Nos dois lados dessa guerra de versões, temos juristas, cientistas sociais, historiadores e filósofos explicando, por A + B, a verdade real sobre o catatau lido por Fux durante 14 horas. No caso, a verdade verdadeira, coitada, é arrastada de um lado para o outro, a depender do especialista. Aqui, fala a turma que recorre ao argumento de autoridade.
Eis aí um fenômeno que atravessa os séculos e produz controvérsia em todas as áreas. Para falar sobre sentença judicial, você precisa ter formação em direito. Para se meter em debate sobre inflação, ajuste fiscal e déficit primário, mostre o diploma de economista. Como criticar sambinhas de Chico Buarque se você não arranha nem um berimbau?

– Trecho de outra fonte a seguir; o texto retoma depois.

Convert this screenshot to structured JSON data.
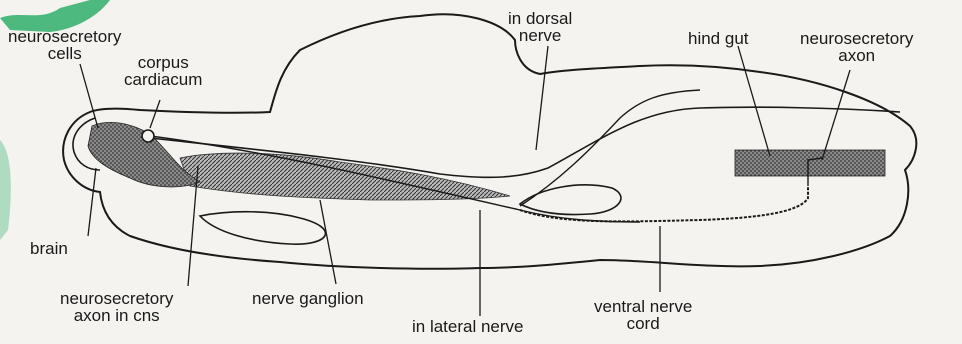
{
  "labels": {
    "neurosecretory_cells": [
      "neurosecretory",
      "cells"
    ],
    "corpus_cardiacum": [
      "corpus",
      "cardiacum"
    ],
    "dorsal_nerve": [
      "in dorsal",
      "nerve"
    ],
    "hind_gut": [
      "hind gut"
    ],
    "neurosecretory_axon": [
      "neurosecretory",
      "axon"
    ],
    "brain": [
      "brain"
    ],
    "axon_in_cns": [
      "neurosecretory",
      "axon in cns"
    ],
    "nerve_ganglion": [
      "nerve ganglion"
    ],
    "lateral_nerve": [
      "in lateral nerve"
    ],
    "ventral_nerve_cord": [
      "ventral nerve",
      "cord"
    ]
  },
  "colors": {
    "background": "#f4f3ef",
    "ink": "#1a1a1a",
    "shading": "#555555",
    "corner_mark": "#2fae6a"
  }
}
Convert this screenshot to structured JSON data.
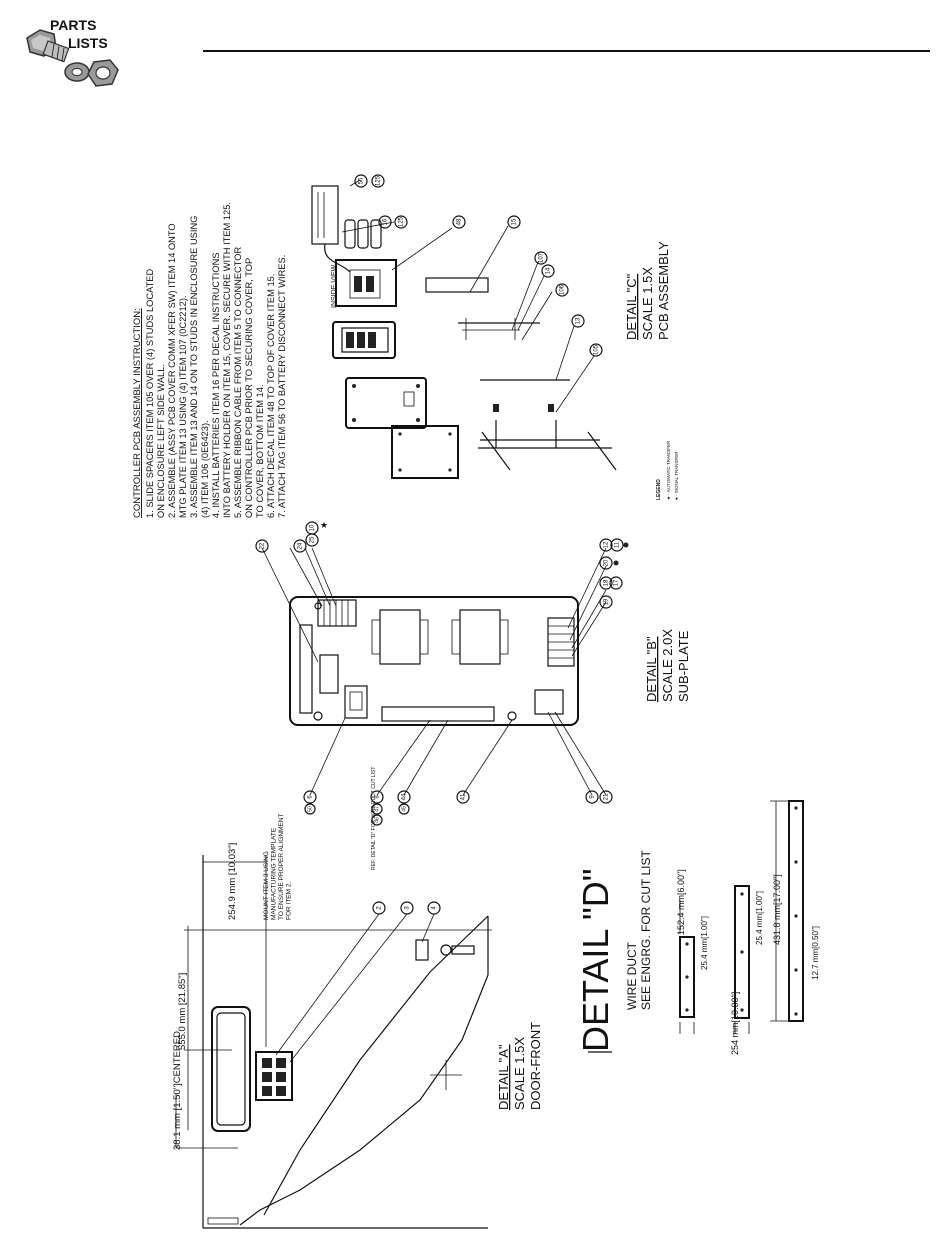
{
  "header": {
    "logo_line1": "PARTS",
    "logo_line2": "LISTS"
  },
  "instructions": {
    "title": "CONTROLLER PCB ASSEMBLY INSTRUCTION:",
    "lines": [
      "1.  SLIDE SPACERS ITEM 105 OVER (4) STUDS LOCATED",
      "     ON ENCLOSURE LEFT SIDE WALL.",
      "2.  ASSEMBLE (ASSY PCB COVER COMM XFER SW) ITEM 14 ONTO",
      "     MTG PLATE ITEM 13 USING (4) ITEM 107 (0C2212).",
      "3.  ASSEMBLE ITEM 13 AND 14 ON TO STUDS IN ENCLOSURE USING",
      "     (4) ITEM 106 (0E6423).",
      "4.  INSTALL BATTERIES ITEM 16 PER DECAL INSTRUCTIONS",
      "     INTO BATTERY HOLDER ON ITEM 15, COVER. SECURE WITH ITEM 125.",
      "5.  ASSEMBLE RIBBON CABLE FROM ITEM 5 TO CONNECTOR",
      "     ON CONTROLLER PCB PRIOR TO SECURING COVER, TOP",
      "     TO COVER, BOTTOM ITEM 14.",
      "6.  ATTACH DECAL ITEM 48 TO TOP OF COVER ITEM 15.",
      "7.  ATTACH TAG ITEM 56 TO BATTERY DISCONNECT WIRES."
    ]
  },
  "detail_c": {
    "title": "DETAIL \"C\"",
    "scale": "SCALE 1.5X",
    "subtitle": "PCB ASSEMBLY",
    "inside_view": "INSIDE VIEW",
    "balloons": [
      "56",
      "125",
      "16",
      "125",
      "48",
      "15",
      "107",
      "14",
      "106",
      "13",
      "105"
    ],
    "legend_title": "LEGEND",
    "legend_1": "★ - AUTOMATIC TRANSFER",
    "legend_2": "● - SIGNAL TRANSFER"
  },
  "detail_b": {
    "title": "DETAIL \"B\"",
    "scale": "SCALE 2.0X",
    "subtitle": "SUB-PLATE",
    "balloons_top": [
      "22",
      "24",
      "25",
      "10"
    ],
    "balloons_right": [
      "12",
      "11",
      "20",
      "18",
      "17",
      "19"
    ],
    "balloons_bottom": [
      "9",
      "21",
      "41",
      "44",
      "8",
      "6"
    ],
    "balloons_left": [
      "47",
      "46",
      "45",
      "50"
    ],
    "note": "REF: DETAIL \"D\" FOR WIRE DUCT CUT LIST"
  },
  "detail_a": {
    "title": "DETAIL \"A\"",
    "scale": "SCALE 1.5X",
    "subtitle": "DOOR-FRONT",
    "balloons": [
      "2",
      "3",
      "4"
    ],
    "note_lines": [
      "MOUNT ITEM 3 USING",
      "MANUFACTURING TEMPLATE",
      "TO ENSURE PROPER ALIGNMENT",
      "FOR ITEM 2."
    ],
    "dim_1": "254.9 mm [10.03\"]",
    "dim_2": "555.0 mm [21.85\"]",
    "dim_3": "38.1 mm [1.50\"]CENTERED"
  },
  "detail_d": {
    "title": "DETAIL \"D\"",
    "subtitle_1": "WIRE DUCT",
    "subtitle_2": "SEE ENGRG. FOR CUT LIST",
    "dim_1": "152.4 mm[6.00\"]",
    "dim_2": "25.4 mm[1.00\"]",
    "dim_3": "254 mm[10.00\"]",
    "dim_4": "25.4 mm[1.00\"]",
    "dim_5": "431.8 mm[17.00\"]",
    "dim_6": "12.7 mm[0.50\"]"
  }
}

O bate-boca pode chegar à pancadaria física quando se trata do universo do futebol. Jogadores e ex-jogadores não suportam jornalistas que ganham a vida como comentadores. Fala Romário: “Já chupou laranja?”. A expressão faz referência ao jogador raiz, digamos assim. Se nunca calçou chuteira, vai comentar o quê?

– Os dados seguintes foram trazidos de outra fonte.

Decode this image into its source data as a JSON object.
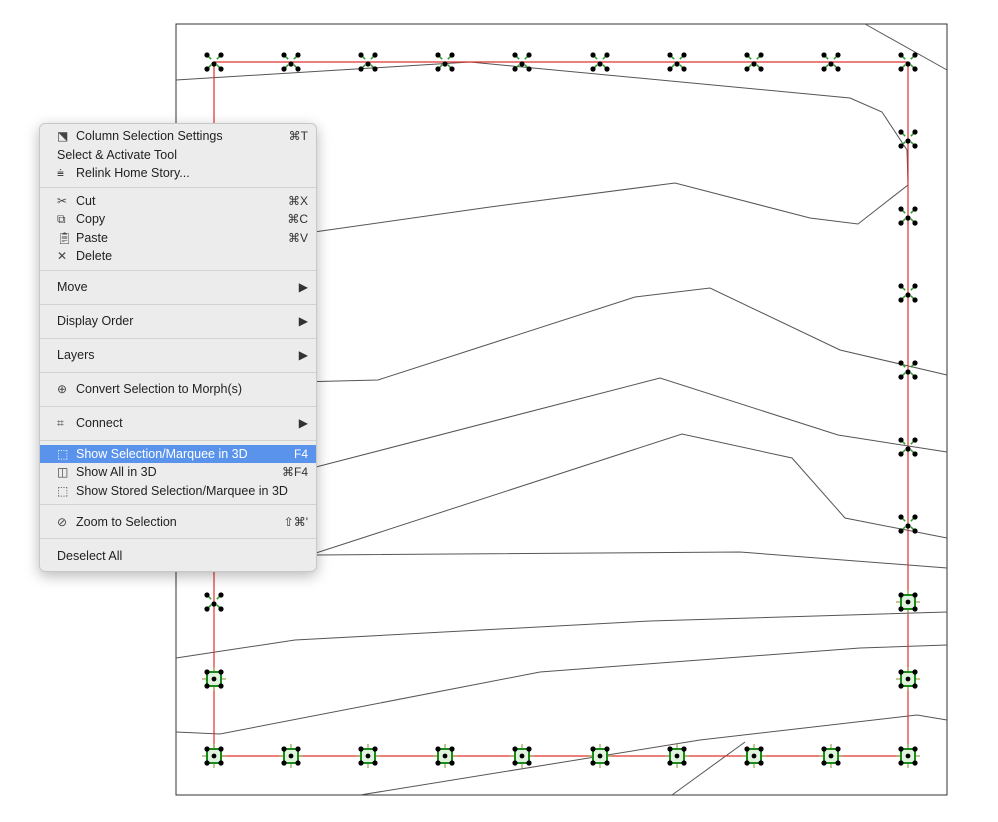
{
  "menu": {
    "groups": [
      [
        {
          "icon": "column-settings-icon",
          "label": "Column Selection Settings",
          "shortcut": "⌘T"
        },
        {
          "icon": "",
          "label": "Select & Activate Tool",
          "shortcut": ""
        },
        {
          "icon": "relink-story-icon",
          "label": "Relink Home Story...",
          "shortcut": ""
        }
      ],
      [
        {
          "icon": "cut-icon",
          "label": "Cut",
          "shortcut": "⌘X"
        },
        {
          "icon": "copy-icon",
          "label": "Copy",
          "shortcut": "⌘C"
        },
        {
          "icon": "paste-icon",
          "label": "Paste",
          "shortcut": "⌘V"
        },
        {
          "icon": "delete-icon",
          "label": "Delete",
          "shortcut": ""
        }
      ],
      [
        {
          "icon": "",
          "label": "Move",
          "shortcut": "▶",
          "submenu": true
        }
      ],
      [
        {
          "icon": "",
          "label": "Display Order",
          "shortcut": "▶",
          "submenu": true
        }
      ],
      [
        {
          "icon": "",
          "label": "Layers",
          "shortcut": "▶",
          "submenu": true
        }
      ],
      [
        {
          "icon": "morph-icon",
          "label": "Convert Selection to Morph(s)",
          "shortcut": "",
          "submenu": true
        }
      ],
      [
        {
          "icon": "connect-icon",
          "label": "Connect",
          "shortcut": "▶",
          "submenu": true
        }
      ],
      [
        {
          "icon": "show-selection-3d-icon",
          "label": "Show Selection/Marquee in 3D",
          "shortcut": "F4",
          "highlighted": true
        },
        {
          "icon": "show-all-3d-icon",
          "label": "Show All in 3D",
          "shortcut": "⌘F4"
        },
        {
          "icon": "show-stored-3d-icon",
          "label": "Show Stored Selection/Marquee in 3D",
          "shortcut": ""
        }
      ],
      [
        {
          "icon": "zoom-selection-icon",
          "label": "Zoom to Selection",
          "shortcut": "⇧⌘'",
          "submenu": true
        }
      ],
      [
        {
          "icon": "",
          "label": "Deselect All",
          "shortcut": "",
          "submenu": true
        }
      ]
    ]
  },
  "colors": {
    "grid_line": "#e0302e",
    "highlight": "#5a93ec",
    "selection": "#1a8a1a"
  }
}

Forçando a barra, digo que a coisa se assemelha ao que ocorre com o conceito de lugar de fala, importado pela filósofa Djamila Ribeiro. A expressão é autoexplicativa – e é por isso mesmo que causa tanto ruído em discussões acaloradas. Põe um peso desmedido sobre variáveis biográficas para legitimar esta ou aquela corrente de pensamento.
Todo esse arrazoado, é claro, aparece aqui com a ligeireza de um especialista em tudo – ou seja, em nada. Dizem que esta é uma das marcas deletérias do jornalismo. Não sei. Seja como for, é um perigo reservar a patotas de iniciados a prerrogativa exclusiva de opinar acerca de temas que afetam a vida de todos nós. Ficou claro isso?
Agora, repare bem: se a opinião sobre qualquer tema, de qualquer área, tem potencial de confusão, imagine quando a ideologia e a paixão política envenenam o debate. É o caso do julgamento de Bolsonaro. De doutores a estagiários, na academia e nas esquinas, a chance de um diálogo com sobriedade é zero. A chance de pacificação é abaixo de zero.
Minha opinião sobre o voto do ministro Luiz Fux está nos textos anteriores. Neste aqui, o assunto são as possibilidades e armadilhas da linguagem. Mais ou menos por aí.